11 de enero de 2015. Por: Juan Pablo Ramirez .
En El Mundo.
Alberto Donadío, uno de los pioneros del periodismo investigativo en el país, habla sobre su última publicación: Los italianos de Cúcuta, pioneros del café en Colombia, una narración en la que, además, cuenta la historia de su familia.
El aroma a paisajes atestados de cultivos de café se respira en las páginas del más reciente libro de Alberto Donadío Copello, quien como de costumbre, se aventuró a relatar historias reales que dan cuenta de su pasión por la investigación, esta vez, relacionada con el fortalecimiento de la industria cafetera nacional. Para hacerlo, se valió de distintas fuentes de información, sobre todo de la voz de muchos de sus parientes.

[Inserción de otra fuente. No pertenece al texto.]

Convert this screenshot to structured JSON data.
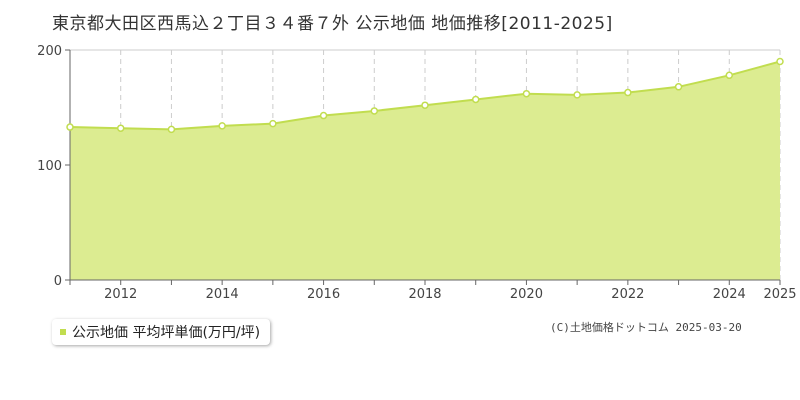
{
  "chart_data": {
    "type": "area",
    "title": "東京都大田区西馬込２丁目３４番７外 公示地価 地価推移[2011-2025]",
    "x": [
      2011,
      2012,
      2013,
      2014,
      2015,
      2016,
      2017,
      2018,
      2019,
      2020,
      2021,
      2022,
      2023,
      2024,
      2025
    ],
    "series": [
      {
        "name": "公示地価 平均坪単価(万円/坪)",
        "values": [
          133,
          132,
          131,
          134,
          136,
          143,
          147,
          152,
          157,
          162,
          161,
          163,
          168,
          178,
          190
        ]
      }
    ],
    "x_tick_labels": [
      "2012",
      "2014",
      "2016",
      "2018",
      "2020",
      "2022",
      "2024",
      "2025"
    ],
    "x_tick_values": [
      2012,
      2014,
      2016,
      2018,
      2020,
      2022,
      2024,
      2025
    ],
    "y_ticks": [
      0,
      100,
      200
    ],
    "xlim": [
      2011,
      2025
    ],
    "ylim": [
      0,
      200
    ],
    "grid": true,
    "legend_position": "bottom-left",
    "colors": {
      "fill": "#dcec91",
      "line": "#c1dd4f",
      "marker": "#c1dd4f",
      "grid": "#cccccc",
      "axis": "#666666"
    }
  },
  "credit": "(C)土地価格ドットコム 2025-03-20"
}
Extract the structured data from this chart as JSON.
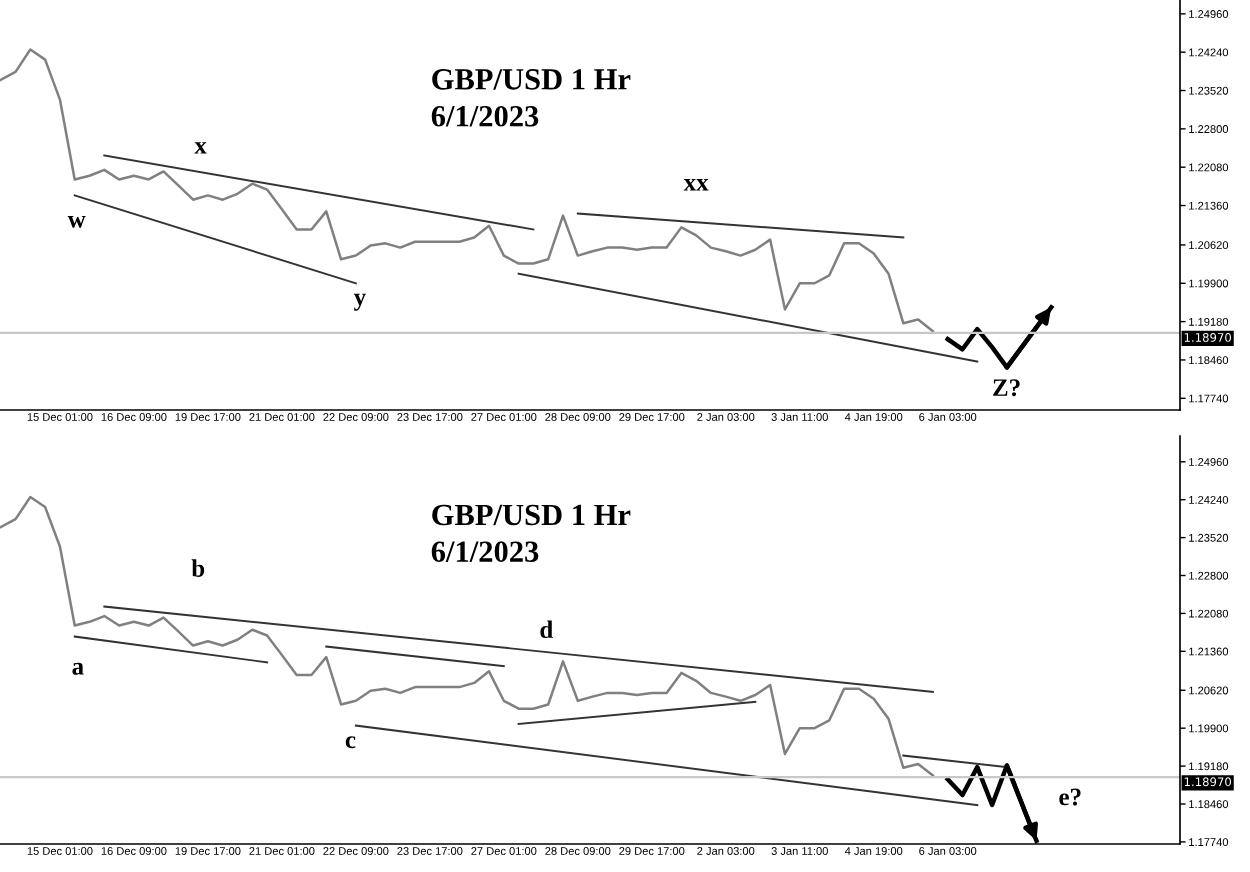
{
  "chart_data": [
    {
      "type": "line",
      "title": "GBP/USD 1 Hr",
      "subtitle": "6/1/2023",
      "legend": false,
      "grid": false,
      "marker": "none",
      "line_style": "solid",
      "categories": [
        null,
        null,
        null,
        null,
        "15 Dec 01:00",
        null,
        null,
        null,
        null,
        "16 Dec 09:00",
        null,
        null,
        null,
        null,
        "19 Dec 17:00",
        null,
        null,
        null,
        null,
        "21 Dec 01:00",
        null,
        null,
        null,
        null,
        "22 Dec 09:00",
        null,
        null,
        null,
        null,
        "23 Dec 17:00",
        null,
        null,
        null,
        null,
        "27 Dec 01:00",
        null,
        null,
        null,
        null,
        "28 Dec 09:00",
        null,
        null,
        null,
        null,
        "29 Dec 17:00",
        null,
        null,
        null,
        null,
        "2 Jan 03:00",
        null,
        null,
        null,
        null,
        "3 Jan 11:00",
        null,
        null,
        null,
        null,
        "4 Jan 19:00",
        null,
        null,
        null,
        null,
        "6 Jan 03:00",
        null,
        null,
        null,
        null,
        null,
        null,
        null,
        null,
        null,
        null,
        null,
        null,
        null,
        null,
        null
      ],
      "ylim": [
        1.1752,
        1.2522
      ],
      "yticks": [
        {
          "value": 1.1774,
          "label": "1.17740"
        },
        {
          "value": 1.1846,
          "label": "1.18460"
        },
        {
          "value": 1.1918,
          "label": "1.19180"
        },
        {
          "value": 1.199,
          "label": "1.19900"
        },
        {
          "value": 1.2062,
          "label": "1.20620"
        },
        {
          "value": 1.2136,
          "label": "1.21360"
        },
        {
          "value": 1.2208,
          "label": "1.22080"
        },
        {
          "value": 1.228,
          "label": "1.22800"
        },
        {
          "value": 1.2352,
          "label": "1.23520"
        },
        {
          "value": 1.2424,
          "label": "1.24240"
        },
        {
          "value": 1.2496,
          "label": "1.24960"
        }
      ],
      "series": [
        {
          "color": "#808080",
          "values": [
            1.2372,
            1.2387,
            1.2429,
            1.241,
            1.2335,
            1.2185,
            1.2192,
            1.2203,
            1.2185,
            1.2192,
            1.2185,
            1.22,
            1.2174,
            1.2147,
            1.2155,
            1.2147,
            1.2158,
            1.2177,
            1.2166,
            1.2129,
            1.2091,
            1.2091,
            1.2125,
            1.2035,
            1.2042,
            1.2061,
            1.2065,
            1.2057,
            1.2068,
            1.2068,
            1.2068,
            1.2068,
            1.2076,
            1.2098,
            1.2042,
            1.2027,
            1.2027,
            1.2035,
            1.2117,
            1.2042,
            1.205,
            1.2057,
            1.2057,
            1.2053,
            1.2057,
            1.2057,
            1.2095,
            1.208,
            1.2057,
            1.205,
            1.2042,
            1.2053,
            1.2072,
            1.1941,
            1.199,
            1.199,
            1.2005,
            1.2065,
            1.2065,
            1.2046,
            1.2008,
            1.1915,
            1.1922,
            1.19,
            null,
            null,
            null,
            null,
            null,
            null,
            null,
            null,
            null,
            null,
            null,
            null,
            null,
            null,
            null,
            null
          ]
        },
        {
          "color": "#333333",
          "values": [
            null,
            null,
            null,
            null,
            null,
            null,
            null,
            1.223,
            null,
            null,
            null,
            null,
            null,
            null,
            null,
            null,
            null,
            null,
            null,
            null,
            null,
            null,
            null,
            null,
            null,
            null,
            null,
            null,
            null,
            null,
            null,
            null,
            null,
            null,
            null,
            null,
            1.2091,
            null,
            null,
            null,
            null,
            null,
            null,
            null,
            null,
            null,
            null,
            null,
            null,
            null,
            null,
            null,
            null,
            null,
            null,
            null,
            null,
            null,
            null,
            null,
            null,
            null,
            null,
            null,
            null,
            null,
            null,
            null,
            null,
            null,
            null,
            null,
            null,
            null,
            null,
            null,
            null,
            null,
            null,
            null
          ]
        },
        {
          "color": "#333333",
          "values": [
            null,
            null,
            null,
            null,
            null,
            1.2155,
            null,
            null,
            null,
            null,
            null,
            null,
            null,
            null,
            null,
            null,
            null,
            null,
            null,
            null,
            null,
            null,
            null,
            null,
            1.199,
            null,
            null,
            null,
            null,
            null,
            null,
            null,
            null,
            null,
            null,
            null,
            null,
            null,
            null,
            null,
            null,
            null,
            null,
            null,
            null,
            null,
            null,
            null,
            null,
            null,
            null,
            null,
            null,
            null,
            null,
            null,
            null,
            null,
            null,
            null,
            null,
            null,
            null,
            null,
            null,
            null,
            null,
            null,
            null,
            null,
            null,
            null,
            null,
            null,
            null,
            null,
            null,
            null,
            null,
            null
          ]
        },
        {
          "color": "#333333",
          "values": [
            null,
            null,
            null,
            null,
            null,
            null,
            null,
            null,
            null,
            null,
            null,
            null,
            null,
            null,
            null,
            null,
            null,
            null,
            null,
            null,
            null,
            null,
            null,
            null,
            null,
            null,
            null,
            null,
            null,
            null,
            null,
            null,
            null,
            null,
            null,
            null,
            null,
            null,
            null,
            1.2121,
            null,
            null,
            null,
            null,
            null,
            null,
            null,
            null,
            null,
            null,
            null,
            null,
            null,
            null,
            null,
            null,
            null,
            null,
            null,
            null,
            null,
            1.2076,
            null,
            null,
            null,
            null,
            null,
            null,
            null,
            null,
            null,
            null,
            null,
            null,
            null,
            null,
            null,
            null,
            null,
            null
          ]
        },
        {
          "color": "#333333",
          "values": [
            null,
            null,
            null,
            null,
            null,
            null,
            null,
            null,
            null,
            null,
            null,
            null,
            null,
            null,
            null,
            null,
            null,
            null,
            null,
            null,
            null,
            null,
            null,
            null,
            null,
            null,
            null,
            null,
            null,
            null,
            null,
            null,
            null,
            null,
            null,
            1.2008,
            null,
            null,
            null,
            null,
            null,
            null,
            null,
            null,
            null,
            null,
            null,
            null,
            null,
            null,
            null,
            null,
            null,
            null,
            null,
            null,
            null,
            null,
            null,
            null,
            null,
            null,
            null,
            null,
            null,
            null,
            1.1843,
            null,
            null,
            null,
            null,
            null,
            null,
            null,
            null,
            null,
            null,
            null,
            null,
            null
          ]
        },
        {
          "color": "#000000",
          "values": [
            null,
            null,
            null,
            null,
            null,
            null,
            null,
            null,
            null,
            null,
            null,
            null,
            null,
            null,
            null,
            null,
            null,
            null,
            null,
            null,
            null,
            null,
            null,
            null,
            null,
            null,
            null,
            null,
            null,
            null,
            null,
            null,
            null,
            null,
            null,
            null,
            null,
            null,
            null,
            null,
            null,
            null,
            null,
            null,
            null,
            null,
            null,
            null,
            null,
            null,
            null,
            null,
            null,
            null,
            null,
            null,
            null,
            null,
            null,
            null,
            null,
            null,
            null,
            null,
            1.1885,
            1.1866,
            1.1904,
            1.187,
            1.1832,
            null,
            null,
            1.1945,
            null,
            null,
            null,
            null,
            null,
            null,
            null,
            null
          ]
        }
      ],
      "ref_lines": [
        {
          "axis": "y",
          "value": 1.1897,
          "label": "1.18970",
          "color": "#c8c8c8"
        }
      ],
      "annotations": [
        "w",
        "x",
        "y",
        "xx",
        {
          "text": "Z?",
          "y": 1.1832
        }
      ]
    },
    {
      "type": "line",
      "title": "GBP/USD 1 Hr",
      "subtitle": "6/1/2023",
      "legend": false,
      "grid": false,
      "marker": "none",
      "line_style": "solid",
      "categories": [
        null,
        null,
        null,
        null,
        "15 Dec 01:00",
        null,
        null,
        null,
        null,
        "16 Dec 09:00",
        null,
        null,
        null,
        null,
        "19 Dec 17:00",
        null,
        null,
        null,
        null,
        "21 Dec 01:00",
        null,
        null,
        null,
        null,
        "22 Dec 09:00",
        null,
        null,
        null,
        null,
        "23 Dec 17:00",
        null,
        null,
        null,
        null,
        "27 Dec 01:00",
        null,
        null,
        null,
        null,
        "28 Dec 09:00",
        null,
        null,
        null,
        null,
        "29 Dec 17:00",
        null,
        null,
        null,
        null,
        "2 Jan 03:00",
        null,
        null,
        null,
        null,
        "3 Jan 11:00",
        null,
        null,
        null,
        null,
        "4 Jan 19:00",
        null,
        null,
        null,
        null,
        "6 Jan 03:00",
        null,
        null,
        null,
        null,
        null,
        null,
        null,
        null,
        null,
        null,
        null,
        null,
        null,
        null,
        null
      ],
      "ylim": [
        1.177,
        1.2545
      ],
      "yticks": [
        {
          "value": 1.1774,
          "label": "1.17740"
        },
        {
          "value": 1.1846,
          "label": "1.18460"
        },
        {
          "value": 1.1918,
          "label": "1.19180"
        },
        {
          "value": 1.199,
          "label": "1.19900"
        },
        {
          "value": 1.2062,
          "label": "1.20620"
        },
        {
          "value": 1.2136,
          "label": "1.21360"
        },
        {
          "value": 1.2208,
          "label": "1.22080"
        },
        {
          "value": 1.228,
          "label": "1.22800"
        },
        {
          "value": 1.2352,
          "label": "1.23520"
        },
        {
          "value": 1.2424,
          "label": "1.24240"
        },
        {
          "value": 1.2496,
          "label": "1.24960"
        }
      ],
      "series": [
        {
          "color": "#808080",
          "values": [
            1.2372,
            1.2387,
            1.2429,
            1.241,
            1.2335,
            1.2185,
            1.2192,
            1.2203,
            1.2185,
            1.2192,
            1.2185,
            1.22,
            1.2174,
            1.2147,
            1.2155,
            1.2147,
            1.2158,
            1.2177,
            1.2166,
            1.2129,
            1.2091,
            1.2091,
            1.2125,
            1.2035,
            1.2042,
            1.2061,
            1.2065,
            1.2057,
            1.2068,
            1.2068,
            1.2068,
            1.2068,
            1.2076,
            1.2098,
            1.2042,
            1.2027,
            1.2027,
            1.2035,
            1.2117,
            1.2042,
            1.205,
            1.2057,
            1.2057,
            1.2053,
            1.2057,
            1.2057,
            1.2095,
            1.208,
            1.2057,
            1.205,
            1.2042,
            1.2053,
            1.2072,
            1.1941,
            1.199,
            1.199,
            1.2005,
            1.2065,
            1.2065,
            1.2046,
            1.2008,
            1.1915,
            1.1922,
            1.19,
            null,
            null,
            null,
            null,
            null,
            null,
            null,
            null,
            null,
            null,
            null,
            null,
            null,
            null,
            null,
            null
          ]
        },
        {
          "color": "#333333",
          "values": [
            null,
            null,
            null,
            null,
            null,
            null,
            null,
            1.2221,
            null,
            null,
            null,
            null,
            null,
            null,
            null,
            null,
            null,
            null,
            null,
            null,
            null,
            null,
            null,
            null,
            null,
            null,
            null,
            null,
            null,
            null,
            null,
            null,
            null,
            null,
            null,
            null,
            null,
            null,
            null,
            null,
            null,
            null,
            null,
            null,
            null,
            null,
            null,
            null,
            null,
            null,
            null,
            null,
            null,
            null,
            null,
            null,
            null,
            null,
            null,
            null,
            null,
            null,
            null,
            1.2059,
            null,
            null,
            null,
            null,
            null,
            null,
            null,
            null,
            null,
            null,
            null,
            null,
            null,
            null,
            null,
            null
          ]
        },
        {
          "color": "#333333",
          "values": [
            null,
            null,
            null,
            null,
            null,
            1.2164,
            null,
            null,
            null,
            null,
            null,
            null,
            null,
            null,
            null,
            null,
            null,
            null,
            1.2115,
            null,
            null,
            null,
            null,
            null,
            null,
            null,
            null,
            null,
            null,
            null,
            null,
            null,
            null,
            null,
            null,
            null,
            null,
            null,
            null,
            null,
            null,
            null,
            null,
            null,
            null,
            null,
            null,
            null,
            null,
            null,
            null,
            null,
            null,
            null,
            null,
            null,
            null,
            null,
            null,
            null,
            null,
            null,
            null,
            null,
            null,
            null,
            null,
            null,
            null,
            null,
            null,
            null,
            null,
            null,
            null,
            null,
            null,
            null,
            null,
            null
          ]
        },
        {
          "color": "#333333",
          "values": [
            null,
            null,
            null,
            null,
            null,
            null,
            null,
            null,
            null,
            null,
            null,
            null,
            null,
            null,
            null,
            null,
            null,
            null,
            null,
            null,
            null,
            null,
            1.2145,
            null,
            null,
            null,
            null,
            null,
            null,
            null,
            null,
            null,
            null,
            null,
            1.2108,
            null,
            null,
            null,
            null,
            null,
            null,
            null,
            null,
            null,
            null,
            null,
            null,
            null,
            null,
            null,
            null,
            null,
            null,
            null,
            null,
            null,
            null,
            null,
            null,
            null,
            null,
            null,
            null,
            null,
            null,
            null,
            null,
            null,
            null,
            null,
            null,
            null,
            null,
            null,
            null,
            null,
            null,
            null,
            null,
            null
          ]
        },
        {
          "color": "#333333",
          "values": [
            null,
            null,
            null,
            null,
            null,
            null,
            null,
            null,
            null,
            null,
            null,
            null,
            null,
            null,
            null,
            null,
            null,
            null,
            null,
            null,
            null,
            null,
            null,
            null,
            1.1995,
            null,
            null,
            null,
            null,
            null,
            null,
            null,
            null,
            null,
            null,
            null,
            null,
            null,
            null,
            null,
            null,
            null,
            null,
            null,
            null,
            null,
            null,
            null,
            null,
            null,
            null,
            null,
            null,
            null,
            null,
            null,
            null,
            null,
            null,
            null,
            null,
            null,
            null,
            null,
            null,
            null,
            1.1844,
            null,
            null,
            null,
            null,
            null,
            null,
            null,
            null,
            null,
            null,
            null,
            null,
            null
          ]
        },
        {
          "color": "#333333",
          "values": [
            null,
            null,
            null,
            null,
            null,
            null,
            null,
            null,
            null,
            null,
            null,
            null,
            null,
            null,
            null,
            null,
            null,
            null,
            null,
            null,
            null,
            null,
            null,
            null,
            null,
            null,
            null,
            null,
            null,
            null,
            null,
            null,
            null,
            null,
            null,
            1.1998,
            null,
            null,
            null,
            null,
            null,
            null,
            null,
            null,
            null,
            null,
            null,
            null,
            null,
            null,
            null,
            1.204,
            null,
            null,
            null,
            null,
            null,
            null,
            null,
            null,
            null,
            null,
            null,
            null,
            null,
            null,
            null,
            null,
            null,
            null,
            null,
            null,
            null,
            null,
            null,
            null,
            null,
            null,
            null,
            null
          ]
        },
        {
          "color": "#333333",
          "values": [
            null,
            null,
            null,
            null,
            null,
            null,
            null,
            null,
            null,
            null,
            null,
            null,
            null,
            null,
            null,
            null,
            null,
            null,
            null,
            null,
            null,
            null,
            null,
            null,
            null,
            null,
            null,
            null,
            null,
            null,
            null,
            null,
            null,
            null,
            null,
            null,
            null,
            null,
            null,
            null,
            null,
            null,
            null,
            null,
            null,
            null,
            null,
            null,
            null,
            null,
            null,
            null,
            null,
            null,
            null,
            null,
            null,
            null,
            null,
            null,
            null,
            1.1938,
            null,
            null,
            null,
            null,
            null,
            null,
            1.1916,
            null,
            null,
            null,
            null,
            null,
            null,
            null,
            null,
            null,
            null,
            null
          ]
        },
        {
          "color": "#000000",
          "values": [
            null,
            null,
            null,
            null,
            null,
            null,
            null,
            null,
            null,
            null,
            null,
            null,
            null,
            null,
            null,
            null,
            null,
            null,
            null,
            null,
            null,
            null,
            null,
            null,
            null,
            null,
            null,
            null,
            null,
            null,
            null,
            null,
            null,
            null,
            null,
            null,
            null,
            null,
            null,
            null,
            null,
            null,
            null,
            null,
            null,
            null,
            null,
            null,
            null,
            null,
            null,
            null,
            null,
            null,
            null,
            null,
            null,
            null,
            null,
            null,
            null,
            null,
            null,
            null,
            1.1893,
            1.1863,
            1.1916,
            1.1844,
            1.1919,
            null,
            1.1776,
            null,
            null,
            null,
            null,
            null,
            null,
            null,
            null,
            null
          ]
        }
      ],
      "ref_lines": [
        {
          "axis": "y",
          "value": 1.1897,
          "label": "1.18970",
          "color": "#c8c8c8"
        }
      ],
      "annotations": [
        "a",
        "b",
        "c",
        "d",
        "e?"
      ]
    }
  ]
}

Con un lenguaje sencillo y la nostalgia del pasado, Los italianos de Cúcuta, pioneros del café en Colombia -editado por Sílaba-, hace un recorrido por varios lugares y épocas que retratan una historia con muchos personajes. Su autor habló con EL MUNDO, y expresó, además, su visión del periodismo que se hace hoy en el país y la manera como cree que están funcionando los medios de comunicación.
-En su libro usted menciona que fue gracias al grano de café que se estableció una colonia italiana en Cúcuta.
“Sí, los italianos vinieron a la frontera colombo-venezolana a comprar y exportar café por el lago de Maracaibo, a través del río Zulia. Posteriormente se hizo el ferrocarril de Cúcuta y eso produjo que el café saliera más rápido, que la exportación fuese más fácil, y que quienes venían de Italia se encantaran con estas tierras”.
-Y contrario a lo que podrían pensar muchos, usted dice que no fue el Eje Cafetero la zona pionera del cultivo del café en Colombia, sino que fue Santander.
“Exactamente. El café entró por Venezuela y poco a poco fue reemplazando al cacao. El primero fue cultivado por los campesinos de Norte de Santander y fue pasando a Boyacá y a Cundinamarca, hasta finalmente llegar a Armenia y todo el Eje Cafetero. Luego se abrieron los puertos de Buenaventura cuando se construyó el Ferrocarril del Pacífico y así hubo otras maneras de que saliera el café. Ahora, los pioneros de la exportación fueron los italianos, quienes compraban el grano que más tarde se regó por todo el interior del país”.
-¿Y por qué remontarse al año 1850 para contar esos orígenes de la producción cafetera del país?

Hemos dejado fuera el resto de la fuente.